Le capitaine Le Penven lui représenta l’entreprise soumise à trop de risques. Or son échec réduirait à néant, non seulement toute chance de succès ultérieur, mais laisserait encore dans un abandon coupable leur petite troupe, dont le dévouement méritait qu’elle ne fût pas inutilement sacrifiée.

— Au contraire, une fois près de Cao-Bang, l’entrée dans cette ville de l’aéroplane coopérerait au salut général. Leur escorte pourrait alors se glisser entre les bandes de pirates, ramas d’hommes levés de tous côtés, et sans cohésion entre elles. La qualité de Chinois de leurs auxiliaires rendrait la chose praticable, car ils pourraient passer pour un groupe ennemi des Français. Alors, munie d’un signe de reconnaissance et d’un mot de passe transmis aux assiégés par Roland, lors de son entrée à Cao-Bang, la petite troupe pourrait se réfugier à son tour dans la place, dès qu’elle aurait pris contact avec les avancées de la défense. Ce plan était le seul sage, raisonnable, et présentait le maximum de chances de succès.

D’autre part, en prenant son vol du fond de la vallée où ils se trouvaient actuellement, Roland aurait à franchir une succession de montagnes et de ravins, dans lesquels les vents contraires formaient de dangereux remous. S’il tombait, qu’adviendrait-il ? Le Penven considérait donc une telle tentative comme une imprudence blâmable, à laquelle il était de son devoir de s’opposer, tant comme ami que comme Français. Car il fallait réussir pour que la garnison connût la rencontre imminente des deux flottes, et que l’assurance d’un prompt secours relevât les forces morales que l’angoisse de son isolement et de son abandon devait fatalement déprimer.

La valeur des arguments de son ami ne pouvait échapper à Salbris ; mais la pensée du danger de sa fiancée lui fit jeter cette objection suprême :

« Et si, par suite de cette nouvelle temporisation, nous arrivons trop tard ? »
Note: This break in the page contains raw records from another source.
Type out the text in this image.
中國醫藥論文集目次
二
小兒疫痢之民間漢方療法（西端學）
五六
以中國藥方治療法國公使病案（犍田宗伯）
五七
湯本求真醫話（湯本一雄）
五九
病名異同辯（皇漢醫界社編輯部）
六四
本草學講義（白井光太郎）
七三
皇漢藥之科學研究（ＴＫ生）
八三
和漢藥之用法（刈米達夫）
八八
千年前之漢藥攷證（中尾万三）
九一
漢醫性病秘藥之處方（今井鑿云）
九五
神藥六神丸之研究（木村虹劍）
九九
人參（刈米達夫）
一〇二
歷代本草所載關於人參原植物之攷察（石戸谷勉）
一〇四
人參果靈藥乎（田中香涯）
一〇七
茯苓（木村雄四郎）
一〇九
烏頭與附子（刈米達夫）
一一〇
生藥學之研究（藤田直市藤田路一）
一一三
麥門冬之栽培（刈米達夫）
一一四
Le Penven branla le front.

« Non ! le colonel Sauzède n’est pas homme à succomber sans une défense poussée aux limites des forces humaines. Les Japonais n’ont pour réduire la place que leur artillerie de campagne, insuffisante contre une ville bien défendue. Cao-Bang ne sera pas non plus enlevée de vive force, vu la valeur de sa position. Seule, la famine la pourrait réduire. Mais, avant d’évacuer Lang-Son, le commandement n’a pas manqué de faire diriger tous les approvisionnements en vivres et en munitions sur la suprême place de refuge. Donc Cao-Bang tiendra assez pour que notre intervention ne soit pas trop tardive. Si deux tentatives pouvaient se succéder, je pourrais te laisser entreprendre celle que tu désires, si folle soit-elle ; mais, toi et ton appareil perdus, c’est les assiégés et nous que tu abandonnes sans ressources et sans espérance. Fais ce que tu voudras. En tout cas, je te déclare que je considère de mon honneur de ne pas déserter le poste le plus périlleux ; je resterai avec nos hommes.

— Oh ! s’écria douloureusement Salbris, tu n’avais pas à faire valoir ce cruel argument. Va, je me rends. Nous ne nous séparerons pas. Tu as l’expérience du chef : prends le commandement. Je ne veux être désormais que l’un de tes soldats. »

La marche vers la frontière ainsi décidée, le canot fut mis au sec et caché dans un fourré inextricable, comme ressource possible en cas de retraite. Puis la petite troupe, précédée d’éclaireurs, se dirigea vers le nord-ouest par l’étroite vallée d’un torrent, affluent du Kou-Youn. Hervé prit le commandement de la tête. Roland devait se tenir avec le convoi et le gros. Gilles Troussequin fermait la marche.


L’automobile culbuta en un effrayant panache.